This week, a 39-year-old black man in Waukesha, Wisconsin, plowed a maroon Ford Escape into a Christmas parade of children and older women. Five people were killed and another 48 were injured. The motive of the suspect is unknown; if the media have their way, it will remain that way. The media apparently only care about why suspects commit violent acts when motives can be credited to their political enemies.

There is one thing we do know: the suspect should not have been on the street. He had a rap sheet longer than the first five books of the Bible. His latest alleged crime took place on Nov. 5, when he was charged with resisting an officer, bail jumping, recklessly endangering safety, disorderly conduct and battery. First, he allegedly slammed the mother of his child with his fist, and then ran her over—wait for it—in a maroon Ford Escape. He was released on Friday … on $1,000 bail. Two days later, he ran his vehicle over innocent victims.
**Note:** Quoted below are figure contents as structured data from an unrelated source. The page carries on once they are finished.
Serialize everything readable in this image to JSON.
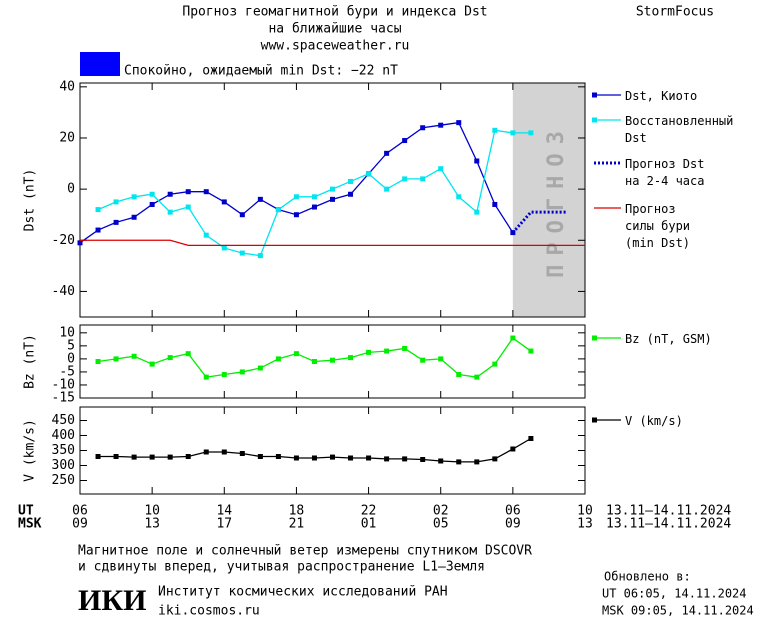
{
  "header": {
    "title": "Прогноз геомагнитной бури и индекса Dst",
    "subtitle": "на ближайшие часы",
    "url": "www.spaceweather.ru",
    "brand": "StormFocus",
    "status": "Спокойно, ожидаемый min Dst: −22 nT"
  },
  "time_axis": {
    "label_ut": "UT",
    "label_msk": "MSK",
    "range_ut": "13.11–14.11.2024",
    "range_msk": "13.11–14.11.2024"
  },
  "chart_data": [
    {
      "type": "line",
      "y_label": "Dst (nT)",
      "xlim": [
        6,
        34
      ],
      "ylim": [
        -50,
        41.5
      ],
      "xticks": [
        {
          "value": 6,
          "label": "06"
        },
        10,
        14,
        18,
        22,
        {
          "value": 26,
          "label": "02"
        },
        {
          "value": 30,
          "label": "06"
        },
        {
          "value": 34,
          "label": "10"
        }
      ],
      "yticks": [
        -40,
        -20,
        0,
        20,
        40
      ],
      "forecast_region": {
        "label": "ПРОГНОЗ",
        "x": [
          30,
          34
        ]
      },
      "x": [
        6,
        7,
        8,
        9,
        10,
        11,
        12,
        13,
        14,
        15,
        16,
        17,
        18,
        19,
        20,
        21,
        22,
        23,
        24,
        25,
        26,
        27,
        28,
        29,
        30,
        31,
        32,
        33,
        34
      ],
      "series": [
        {
          "name": "Dst, Киото",
          "color": "#0000cc",
          "marker": true,
          "dashed": false,
          "values": [
            -21,
            -16,
            -13,
            -11,
            -6,
            -2,
            -1,
            -1,
            -5,
            -10,
            -4,
            -8,
            -10,
            -7,
            -4,
            -2,
            6,
            14,
            19,
            24,
            25,
            26,
            11,
            -6,
            -17,
            null,
            null,
            null,
            null
          ]
        },
        {
          "name": "Восстановленный\nDst",
          "color": "#00e5ee",
          "marker": true,
          "dashed": false,
          "values": [
            null,
            -8,
            -5,
            -3,
            -2,
            -9,
            -7,
            -18,
            -23,
            -25,
            -26,
            -8,
            -3,
            -3,
            0,
            3,
            6,
            0,
            4,
            4,
            8,
            -3,
            -9,
            23,
            22,
            22,
            null,
            null,
            null
          ]
        },
        {
          "name": "Прогноз Dst\nна 2-4 часа",
          "color": "#0000cc",
          "marker": false,
          "dashed": true,
          "values": [
            null,
            null,
            null,
            null,
            null,
            null,
            null,
            null,
            null,
            null,
            null,
            null,
            null,
            null,
            null,
            null,
            null,
            null,
            null,
            null,
            null,
            null,
            null,
            null,
            -17,
            -9,
            -9,
            -9,
            null
          ]
        },
        {
          "name": "Прогноз\nсилы бури\n(min Dst)",
          "color": "#dd0000",
          "marker": false,
          "dashed": false,
          "values": [
            -20,
            -20,
            -20,
            -20,
            -20,
            -20,
            -22,
            -22,
            -22,
            -22,
            -22,
            -22,
            -22,
            -22,
            -22,
            -22,
            -22,
            -22,
            -22,
            -22,
            -22,
            -22,
            -22,
            -22,
            -22,
            -22,
            -22,
            -22,
            -22
          ]
        }
      ]
    },
    {
      "type": "line",
      "y_label": "Bz (nT)",
      "xlim": [
        6,
        34
      ],
      "ylim": [
        -15,
        13
      ],
      "xticks": [
        {
          "value": 6,
          "label": "06"
        },
        10,
        14,
        18,
        22,
        {
          "value": 26,
          "label": "02"
        },
        {
          "value": 30,
          "label": "06"
        },
        {
          "value": 34,
          "label": "10"
        }
      ],
      "yticks": [
        -15,
        -10,
        -5,
        0,
        5,
        10
      ],
      "x": [
        7,
        8,
        9,
        10,
        11,
        12,
        13,
        14,
        15,
        16,
        17,
        18,
        19,
        20,
        21,
        22,
        23,
        24,
        25,
        26,
        27,
        28,
        29,
        30,
        31
      ],
      "series": [
        {
          "name": "Bz (nT, GSM)",
          "color": "#00ee00",
          "marker": true,
          "dashed": false,
          "values": [
            -1,
            0,
            1,
            -2,
            0.5,
            2,
            -7,
            -6,
            -5,
            -3.5,
            0,
            2,
            -1,
            -0.5,
            0.5,
            2.5,
            3,
            4,
            -0.5,
            0,
            -6,
            -7,
            -2,
            8,
            3
          ]
        }
      ]
    },
    {
      "type": "line",
      "y_label": "V (km/s)",
      "xlim": [
        6,
        34
      ],
      "ylim": [
        205,
        495
      ],
      "xticks": [
        {
          "value": 6,
          "label": "06"
        },
        10,
        14,
        18,
        22,
        {
          "value": 26,
          "label": "02"
        },
        {
          "value": 30,
          "label": "06"
        },
        {
          "value": 34,
          "label": "10"
        }
      ],
      "xticks_msk": [
        {
          "value": 6,
          "label": "09"
        },
        {
          "value": 10,
          "label": "13"
        },
        {
          "value": 14,
          "label": "17"
        },
        {
          "value": 18,
          "label": "21"
        },
        {
          "value": 22,
          "label": "01"
        },
        {
          "value": 26,
          "label": "05"
        },
        {
          "value": 30,
          "label": "09"
        },
        {
          "value": 34,
          "label": "13"
        }
      ],
      "yticks": [
        250,
        300,
        350,
        400,
        450
      ],
      "x": [
        7,
        8,
        9,
        10,
        11,
        12,
        13,
        14,
        15,
        16,
        17,
        18,
        19,
        20,
        21,
        22,
        23,
        24,
        25,
        26,
        27,
        28,
        29,
        30,
        31
      ],
      "series": [
        {
          "name": "V (km/s)",
          "color": "#000000",
          "marker": true,
          "dashed": false,
          "values": [
            330,
            330,
            328,
            328,
            328,
            330,
            345,
            345,
            340,
            330,
            330,
            325,
            325,
            328,
            325,
            325,
            322,
            322,
            320,
            315,
            312,
            312,
            322,
            355,
            390
          ]
        }
      ]
    }
  ],
  "footer": {
    "note_1": "Магнитное поле и солнечный ветер измерены спутником DSCOVR",
    "note_2": "и сдвинуты вперед, учитывая распространение L1–Земля",
    "logo": "ИКИ",
    "institute": "Институт космических исследований РАН",
    "institute_url": "iki.cosmos.ru",
    "updated_label": "Обновлено в:",
    "updated_ut": "UT  06:05, 14.11.2024",
    "updated_msk": "MSK 09:05, 14.11.2024"
  }
}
The Milwaukee County District Attorney’s Office has now opened an investigation into the low bail. But we already know just why the bail process allowed the suspect back out onto the street: equity demanded it. In May 2015, Jeffrey Toobin wrote in The New Yorker about “The Milwaukee Experiment.” The piece was a long, sycophantic love letter to John Chisholm, the District Attorney of Milwaukee County, who had embraced criminal justice policies geared toward rectifying “the racial imbalance in American prisons.” According to one of Chisholm’s admirers, “Chisholm stuck his neck out there and started saying that prosecutors should also be judged by their success in reducing mass incarceration and achieving racial equality.”

Not reducing crime. Reducing the number of people in jail—and more particularly, the number of black Americans in jail. Chisholm himself admitted the costs of his policies in 2007: “Is there going to be an individual I divert, or I put into a treatment program, who’s going to go out and kill somebody? You bet. Guaranteed. It’s guaranteed to happen.”

Chisholm, of course, was right.

San Francisco proved the same point this week when large, roving gangs began looting high-end stores. On Friday night, San Francisco’s Union Square witnessed a massive group of looters smashing and grabbing at a Louis Vuitton store; meanwhile, thieves congregated to steal product in Walnut Creek, Pleasanton, Hayward and San Jose. None of this ought to be a surprise. San Francisco District Attorney Chesa Boudin announced that he would end “mass incarceration” and cash bail; he stopped prosecuting shoplifting cases—in 2020, just 44% of shoplifting cases were prosecuted.

The result: stores are closing down in San Francisco thanks to the automatic surcharge of people stealing their product from the shelves.

Reality with regard to criminality isn’t all that complicated: when you free criminals unjustifiably in a misguided attempt to achieve “group equity,” innocents suffer. When you take cops off the street, freeing criminals to work their will, innocents suffer. When you refuse to prosecute crime, criminals spot an opportunity.

Voters can either continue to deny reality and pay the price, or they can wake up to the simple fact that reality always wins. Until they do the latter, the criminals—and the politicians who enable them—will be the only winners.